Taking Byzantine coins as the core historical material, this project examines the characteristics of the “display of imperial power” in the design of Byzantine coins, and its evolution in the context of political and institutional history, so as to explain the interaction between Byzantine coins and imperial power.
The Byzantine Empire was a typical imperial autocratic state in the medieval Eastern Mediterranean world. Political identification with the emperor was one of the core elements that shaped the Byzantine state and the Byzantine civilization. Given the importance of the issue of Byzantine imperial power, the academia has made many efforts by mainly using the historical texts to explore it. However, due to the limitations of handed-down texts, some questions have not yet been well answered, and there are also some misunderstandings.

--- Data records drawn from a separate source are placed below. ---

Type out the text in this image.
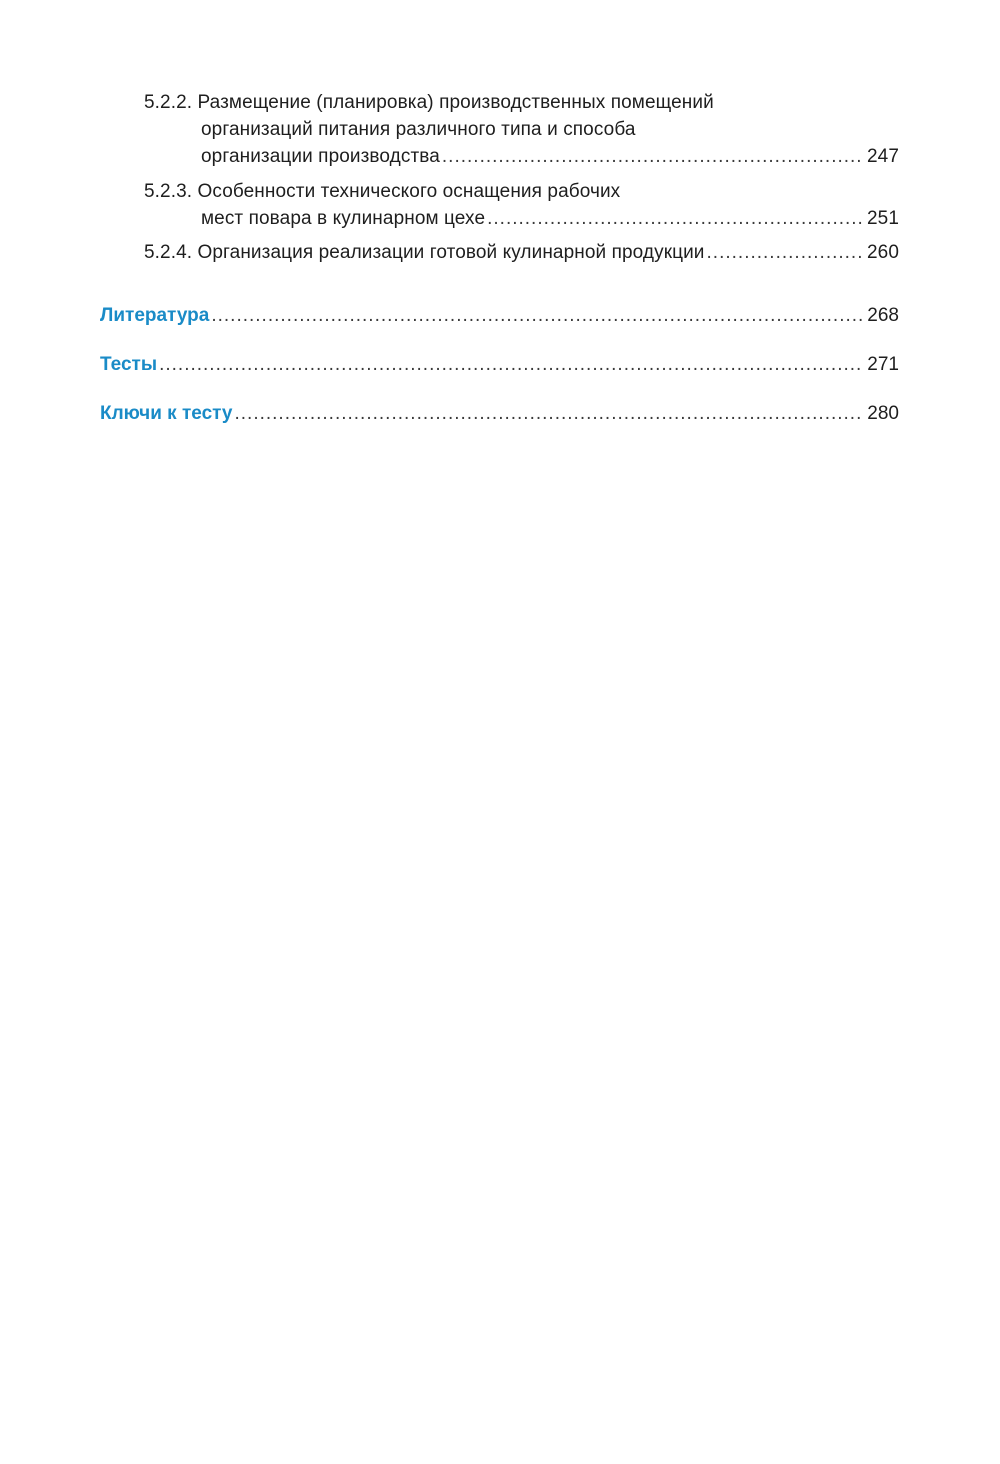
5.2.2. Размещение (планировка) производственных помещений
организаций питания различного типа и способа
организации производства .....	247
5.2.3. Особенности технического оснащения рабочих
мест повара в кулинарном цехе .....	251
5.2.4. Организация реализации готовой кулинарной продукции .....	260
Литература .....	268
Тесты .....	271
Ключи к тесту .....	280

This study uses coins from the Byzantine period as the core historical material, and combines text materials and other physical evidence (such as mosaics, frescoes, manuscript illustrations, ivory carvings, metal products, glass products, seals, textiles, etc.), using the analytical methods of image history and political/institutional history to comprehensively interpret the imperial ideas and its practices displayed in the coin. The main issues to be explored: First, what are the similarities and differences in the display of imperial power in the coin designs of the early Byzantine period compared to the period of the ancient Roman Empire, and what inheritance and development of classical traditions are reflect? Second, what kind of stage changes did the coin iconography of the Byzantine period show? What was the historical background of the changes? Third, what information related to imperial power did the coin images of the Byzantine period carry? How to show the orthodoxy, sacredness and authority of imperial power? Fourth, what evolution and innovation of Byzantine imperial ideas and imperial system are revealed by the development of Byzantine coins?

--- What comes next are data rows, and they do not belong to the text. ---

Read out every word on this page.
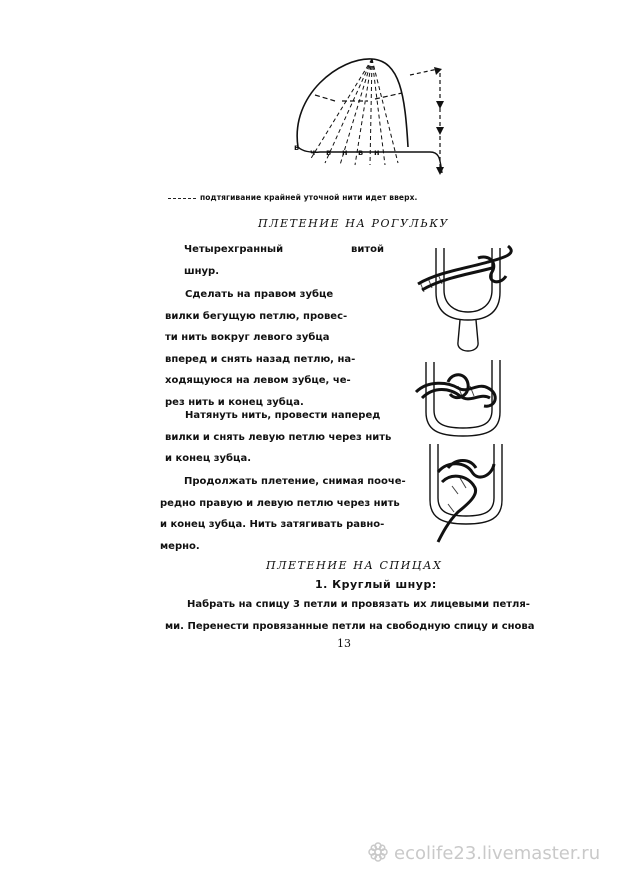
в
ч в н в н
подтягивание крайней уточной нити идет вверх.
ПЛЕТЕНИЕ НА РОГУЛЬКУ
Четырехгранный	витой
шнур.
Сделать на правом зубце
вилки бегущую петлю, провес-
ти нить вокруг левого зубца
вперед и снять назад петлю, на-
ходящуюся на левом зубце, че-
рез нить и конец зубца.
Натянуть нить, провести наперед
вилки и снять левую петлю через нить
и конец зубца.
Продолжать плетение, снимая поoче-
редно правую и левую петлю через нить
и конец зубца. Нить затягивать равно-
мерно.
ПЛЕТЕНИЕ НА СПИЦАХ
1. Круглый шнур:
Набрать на спицу 3 петли и провязать их лицевыми петля-
ми. Перенести провязанные петли на свободную спицу и снова
13
ecolife23.livemaster.ru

This study focuses on the causes and motivations of Byzantine coin design, explains the Byzantine coins’ reception and rejection of ancient traditions and their response to social problems at that time, and explores how the Byzantine Empire’s ruling class used coins as a medium to build the political and cultural identity internally and spread its imperial system, orthodox Christian beliefs and ancient Greek culture externally. The views and results of this study may be inspiring for us to think about the multiple functions of coins in the ancient empires.